This repository contains scripts for detecting and visualizing pose landmarks on images using MediaPipe. The scripts process an input image to generate different visualizations, including the original image, the image with pose landmarks overlaid, and a black background with only the pose landmarks. Additionally, one script can crop the upper body from the input image.
- Python 3.10+
- MediaPipe
- OpenCV
- NumPy
- Matplotlib
- Clone this repository and navigate to the project directory.

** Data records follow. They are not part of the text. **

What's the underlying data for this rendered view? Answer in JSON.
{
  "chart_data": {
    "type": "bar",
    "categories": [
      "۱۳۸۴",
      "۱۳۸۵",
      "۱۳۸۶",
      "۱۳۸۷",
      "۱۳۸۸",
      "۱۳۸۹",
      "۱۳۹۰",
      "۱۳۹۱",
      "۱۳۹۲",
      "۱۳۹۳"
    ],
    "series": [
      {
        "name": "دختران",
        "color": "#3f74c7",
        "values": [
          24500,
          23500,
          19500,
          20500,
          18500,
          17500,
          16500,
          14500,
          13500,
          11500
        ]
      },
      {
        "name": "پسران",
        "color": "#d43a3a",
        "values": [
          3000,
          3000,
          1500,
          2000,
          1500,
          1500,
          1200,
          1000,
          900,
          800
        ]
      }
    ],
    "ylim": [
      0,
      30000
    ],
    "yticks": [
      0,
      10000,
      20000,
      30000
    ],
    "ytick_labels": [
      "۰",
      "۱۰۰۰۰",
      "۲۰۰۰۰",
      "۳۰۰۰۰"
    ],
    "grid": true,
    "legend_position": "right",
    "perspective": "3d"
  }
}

- Install the required packages:
pip install -r requirements.txt
- Download the pose landmark model:
wget -O ./model/pose_landmarker.task -q https://storage.googleapis.com/mediapipe-models/pose_landmarker/pose_landmarker_heavy/float16/1/pose_landmarker_heavy.task
- Ensure you have an image file to process or update the
image_path
argument when running the scripts.
Run the script nekodiapipe.py
to process the image and save the output in the preview
subfolder:
python nekodiapipe.py path/to/your/image.jpg
The script will generate a combined image consisting of the original image, the image with pose landmarks, and the black background with pose landmarks only. This combined image will be saved in the preview
subfolder with a timestamp in the filename.

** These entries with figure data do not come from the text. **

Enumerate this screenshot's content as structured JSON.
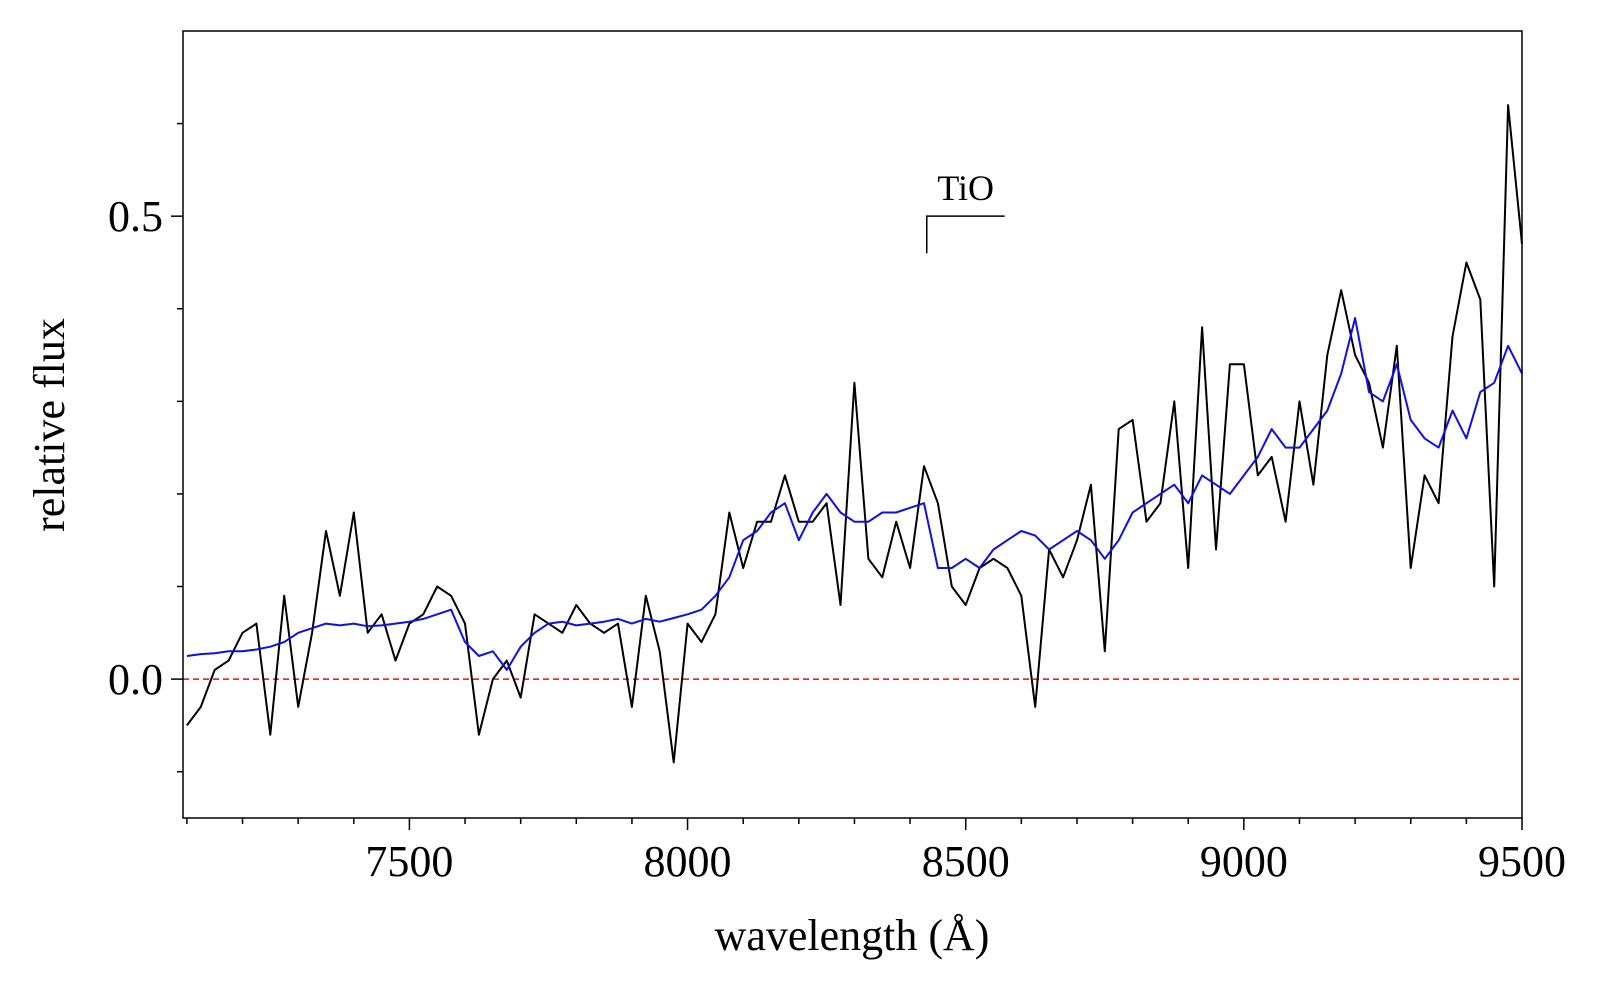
{
  "chart_data": {
    "type": "line",
    "xlabel": "wavelength (Å)",
    "ylabel": "relative flux",
    "xlim": [
      7093,
      9500
    ],
    "ylim": [
      -0.15,
      0.7
    ],
    "xticks": [
      7500,
      8000,
      8500,
      9000,
      9500
    ],
    "yticks": [
      {
        "value": 0,
        "label": "0.0"
      },
      0.5
    ],
    "xminorticks": [
      7100,
      7200,
      7300,
      7400,
      7600,
      7700,
      7800,
      7900,
      8100,
      8200,
      8300,
      8400,
      8600,
      8700,
      8800,
      8900,
      9100,
      9200,
      9300,
      9400
    ],
    "yminorticks": [
      -0.1,
      0.1,
      0.2,
      0.3,
      0.4,
      0.6
    ],
    "hline": {
      "y": 0,
      "color": "#e01010",
      "dashed": true
    },
    "annotations": [
      {
        "text": "TiO",
        "x": 8430,
        "x_end": 8570,
        "y": 0.5,
        "y_end": 0.46
      }
    ],
    "x": [
      7100,
      7125,
      7150,
      7175,
      7200,
      7225,
      7250,
      7275,
      7300,
      7325,
      7350,
      7375,
      7400,
      7425,
      7450,
      7475,
      7500,
      7525,
      7550,
      7575,
      7600,
      7625,
      7650,
      7675,
      7700,
      7725,
      7750,
      7775,
      7800,
      7825,
      7850,
      7875,
      7900,
      7925,
      7950,
      7975,
      8000,
      8025,
      8050,
      8075,
      8100,
      8125,
      8150,
      8175,
      8200,
      8225,
      8250,
      8275,
      8300,
      8325,
      8350,
      8375,
      8400,
      8425,
      8450,
      8475,
      8500,
      8525,
      8550,
      8575,
      8600,
      8625,
      8650,
      8675,
      8700,
      8725,
      8750,
      8775,
      8800,
      8825,
      8850,
      8875,
      8900,
      8925,
      8950,
      8975,
      9000,
      9025,
      9050,
      9075,
      9100,
      9125,
      9150,
      9175,
      9200,
      9225,
      9250,
      9275,
      9300,
      9325,
      9350,
      9375,
      9400,
      9425,
      9450,
      9475,
      9500
    ],
    "series": [
      {
        "color": "#000000",
        "values": [
          -0.05,
          -0.03,
          0.01,
          0.02,
          0.05,
          0.06,
          -0.06,
          0.09,
          -0.03,
          0.05,
          0.16,
          0.09,
          0.18,
          0.05,
          0.07,
          0.02,
          0.06,
          0.07,
          0.1,
          0.09,
          0.06,
          -0.06,
          0.0,
          0.02,
          -0.02,
          0.07,
          0.06,
          0.05,
          0.08,
          0.06,
          0.05,
          0.06,
          -0.03,
          0.09,
          0.03,
          -0.09,
          0.06,
          0.04,
          0.07,
          0.18,
          0.12,
          0.17,
          0.17,
          0.22,
          0.17,
          0.17,
          0.19,
          0.08,
          0.32,
          0.13,
          0.11,
          0.17,
          0.12,
          0.23,
          0.19,
          0.1,
          0.08,
          0.12,
          0.13,
          0.12,
          0.09,
          -0.03,
          0.14,
          0.11,
          0.15,
          0.21,
          0.03,
          0.27,
          0.28,
          0.17,
          0.19,
          0.3,
          0.12,
          0.38,
          0.14,
          0.34,
          0.34,
          0.22,
          0.24,
          0.17,
          0.3,
          0.21,
          0.35,
          0.42,
          0.35,
          0.32,
          0.25,
          0.36,
          0.12,
          0.22,
          0.19,
          0.37,
          0.45,
          0.41,
          0.1,
          0.62,
          0.47
        ]
      },
      {
        "color": "#1010e0",
        "values": [
          0.025,
          0.027,
          0.028,
          0.03,
          0.03,
          0.032,
          0.035,
          0.04,
          0.05,
          0.055,
          0.06,
          0.058,
          0.06,
          0.057,
          0.058,
          0.06,
          0.062,
          0.065,
          0.07,
          0.075,
          0.04,
          0.025,
          0.03,
          0.01,
          0.035,
          0.05,
          0.06,
          0.062,
          0.058,
          0.06,
          0.062,
          0.065,
          0.06,
          0.065,
          0.062,
          0.066,
          0.07,
          0.075,
          0.09,
          0.11,
          0.15,
          0.16,
          0.18,
          0.19,
          0.15,
          0.18,
          0.2,
          0.18,
          0.17,
          0.17,
          0.18,
          0.18,
          0.185,
          0.19,
          0.12,
          0.12,
          0.13,
          0.12,
          0.14,
          0.15,
          0.16,
          0.155,
          0.14,
          0.15,
          0.16,
          0.15,
          0.13,
          0.15,
          0.18,
          0.19,
          0.2,
          0.21,
          0.19,
          0.22,
          0.21,
          0.2,
          0.22,
          0.24,
          0.27,
          0.25,
          0.25,
          0.27,
          0.29,
          0.33,
          0.39,
          0.31,
          0.3,
          0.34,
          0.28,
          0.26,
          0.25,
          0.29,
          0.26,
          0.31,
          0.32,
          0.36,
          0.33
        ]
      }
    ]
  }
}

Run the script nekodiapipe_upperbody.py
to process the image, crop the upper body, and save the output in the preview
subfolder:
python nekodiapipe_upperbody.py path/to/your/image.jpg
The script will generate a combined image consisting of the original image, the image with pose landmarks, the black background with pose landmarks only, and the cropped upper body image. This combined image will be saved in the preview
subfolder with a timestamp in the filename. The cropped upper body image will also be saved separately.
- MediaPipe may fail to detect poses in certain types of images such as:
- Chibi characters
- Images of people sleeping
- Images of people sitting down
- Full body images where the legs are not clearly visible
Further research and adjustments are needed to improve pose detection in these cases.
This project is licensed under the MIT License. See the LICENSE file for more details.